É sabido que os relacionamentos familiares saudáveis ​​lançam as bases para um funcionamento social, interpessoal e psicológico positivo mais tarde na vida. O funcionamento familiar positivo refere-se a uma melhor qualidade do relacionamento interpessoal, autoconceito e saúde psicológica em adultos com um desenvolvimento típico. O funcionamento saudável da família também pode servir como factor de proteção para as famílias e os diferentes elementos que enfrentam uma variedade de desafios e stressores ao longo da vida.

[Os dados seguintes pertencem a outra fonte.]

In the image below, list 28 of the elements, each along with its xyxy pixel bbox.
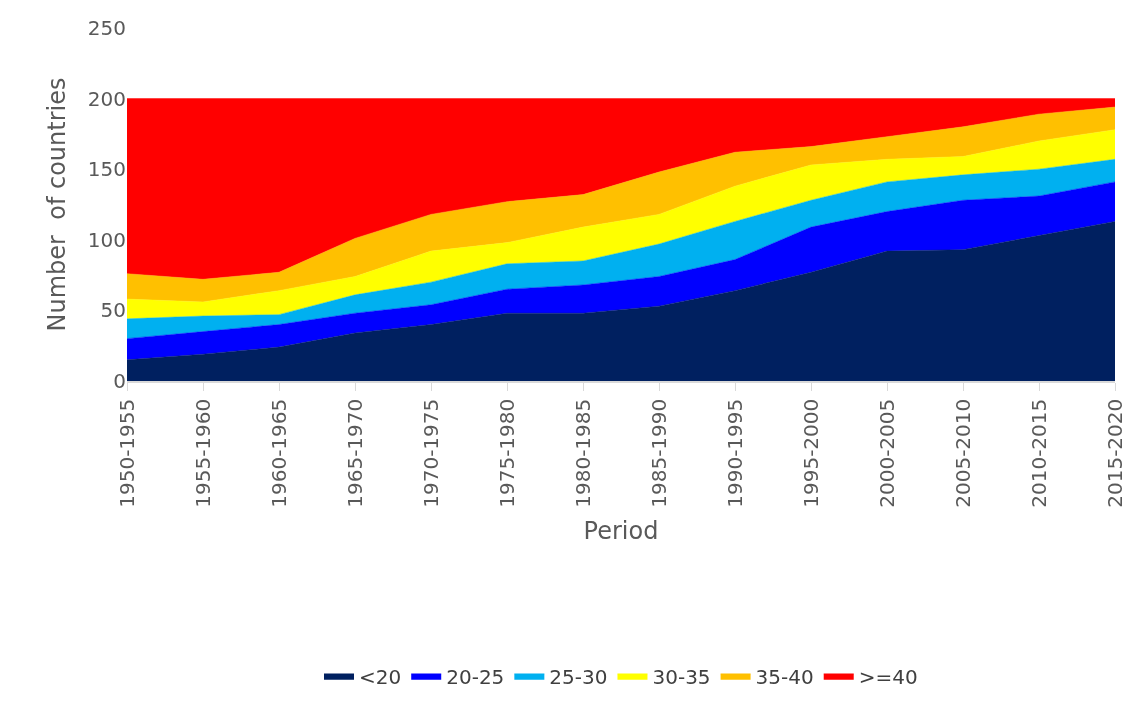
x-tick-label: 1980-1985 — [570, 398, 595, 508]
y-tick-label: 200 — [87, 86, 126, 111]
x-tick-label: 2005-2010 — [950, 398, 975, 508]
x-tick-label: 2010-2015 — [1026, 398, 1051, 508]
legend-label: >=40 — [858, 664, 918, 689]
x-tick-label: 1975-1980 — [494, 398, 519, 508]
x-tick-label: 2015-2020 — [1102, 398, 1127, 508]
legend-label: <20 — [359, 664, 402, 689]
legend-label: 30-35 — [652, 664, 711, 689]
legend-label: 25-30 — [549, 664, 608, 689]
x-tick-label: 1955-1960 — [190, 398, 215, 508]
x-tick-label: 1970-1975 — [418, 398, 443, 508]
y-tick-label: 50 — [100, 298, 126, 323]
x-tick-label: 1990-1995 — [722, 398, 747, 508]
x-tick-label: 1995-2000 — [798, 398, 823, 508]
y-tick-label: 250 — [87, 16, 126, 40]
y-tick-label: 0 — [113, 369, 126, 393]
y-axis-title: Number of countries — [42, 77, 71, 332]
x-tick-label: 1985-1990 — [646, 398, 671, 508]
y-tick-label: 150 — [87, 157, 126, 182]
x-tick-label: 1965-1970 — [342, 398, 367, 508]
x-axis-title: Period — [583, 516, 659, 545]
legend-label: 20-25 — [446, 664, 505, 689]
y-tick-label: 100 — [87, 227, 126, 252]
x-tick-label: 1950-1955 — [114, 398, 139, 508]
legend-label: 35-40 — [755, 664, 814, 689]
x-tick-label: 2000-2005 — [874, 398, 899, 508]
x-tick-label: 1960-1965 — [266, 398, 291, 508]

Vários modelos foram propostos para explicar tanto o normal quanto as variações problemáticas nos padrões de interação familiar. E por norma esses modelos frequentemente incluem variáveis como papéis familiares, comunicação, cordialidade e estabelecimento de laços. Um conjunto cada vez maior de investigadores e clínicos referem que as famílias de crianças com PEA apresentam stressores, incluindo aumento do Índice de Stress Parental, taxas mais altas de divórcio e menor bem-estar da família. Ou seja, é comum verificarmos nas famílias com filhos do espectro do autismo a probabilidade de haver nos próprios pais alguma perturbação psiquiátrica ou uma maior predisposição para o desenvolvimento de alguma perturbação. Para além disso, há todo um conjunto de episódios ao longo do desenvolvimento que vai levando a um maior desgaste na família e com isso ao desenvolvimento de mal estar psicológico e uma pior qualidade de vida, individual e no grupo famílias.

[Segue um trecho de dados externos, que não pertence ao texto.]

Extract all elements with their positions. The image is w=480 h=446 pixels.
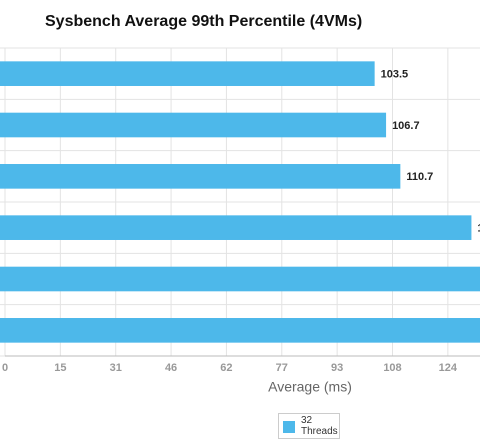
data-label: 103.5 bbox=[381, 69, 409, 81]
legend-label: 32 Threads bbox=[301, 415, 338, 437]
bar bbox=[0, 112, 387, 138]
bar bbox=[0, 215, 472, 240]
bar bbox=[0, 164, 401, 189]
x-tick-label: 0 bbox=[2, 362, 8, 374]
legend: 32 Threads bbox=[278, 413, 340, 439]
data-label: 130.6 bbox=[477, 223, 480, 235]
data-label: 110.7 bbox=[406, 171, 433, 183]
bar bbox=[0, 318, 480, 343]
legend-swatch bbox=[283, 421, 295, 433]
x-tick-label: 124 bbox=[439, 362, 458, 374]
data-label: 106.7 bbox=[392, 120, 420, 132]
x-tick-label: 15 bbox=[54, 362, 66, 374]
x-tick-label: 77 bbox=[276, 362, 288, 374]
bar bbox=[0, 266, 480, 292]
x-tick-label: 62 bbox=[220, 362, 232, 374]
x-tick-label: 93 bbox=[331, 362, 343, 374]
x-axis-title: Average (ms) bbox=[268, 379, 352, 395]
bar bbox=[0, 61, 375, 86]
x-tick-label: 46 bbox=[165, 362, 177, 374]
x-tick-label: 108 bbox=[383, 362, 401, 374]
x-tick-label: 31 bbox=[110, 362, 122, 374]
chart-title: Sysbench Average 99th Percentile (4VMs) bbox=[45, 13, 362, 30]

No entanto, esta ideia de que estas características mais comuns de serem encontradas em famílias com filhos do espectro do autismo apresentam sempre resultados positivos não é sempre verdade. Ou seja nas famílias com filhos do espectro do autismo é comum observarmos níveis mais elevados de ansiedade e depressão e indicadores de disfuncionalidade. Para além disso é importante poder compreender que nos grupos familiares em que há filhos com Perturbação do Espectro do Autismo (PEA), a probabilidade de um dos pais ter a mesma condição ou outra condição psiquiátrica é maior. E dentro do grupo familiar é comum verificar-se que na mulher os resultados ao nível da saúde mental parecem ter piores resultados. Por exemplo, um número significativo das mulheres autistas que são mães tem maior probabilidade de mal estar psicológico, em parte porque cerca de 40% destas apresentam uma depressão pós- parto, comparativamente a 25% das mães neurotipicas. A percepção de suporte social é também menor nas mães autistas. Sendo que há uma percentagem maior destas que refere que os médicos lhe conferem menor credibilidade às suas queixas quando comparado com mães neurotipicas. Além disso, apenas uma percentagem menor de mães sente que pode contar com ajuda do parceiro. Ou seja, há todo um conjunto de razões para que se possa pensar na existência de diferenças. Ainda assim, é importante atender à situação que nos é apresentada e fazer uma avaliação compreensiva. Olhando para as forças e fraquezas não pela perspectiva do que acreditamos ser verdade, sendo do especto do autismo ou não. Mas antes podermos compreender a funcionalidade de cada uma dessas formas diferentes das famílias poderem fazer as coisas e não deixarem de o ser - famílias.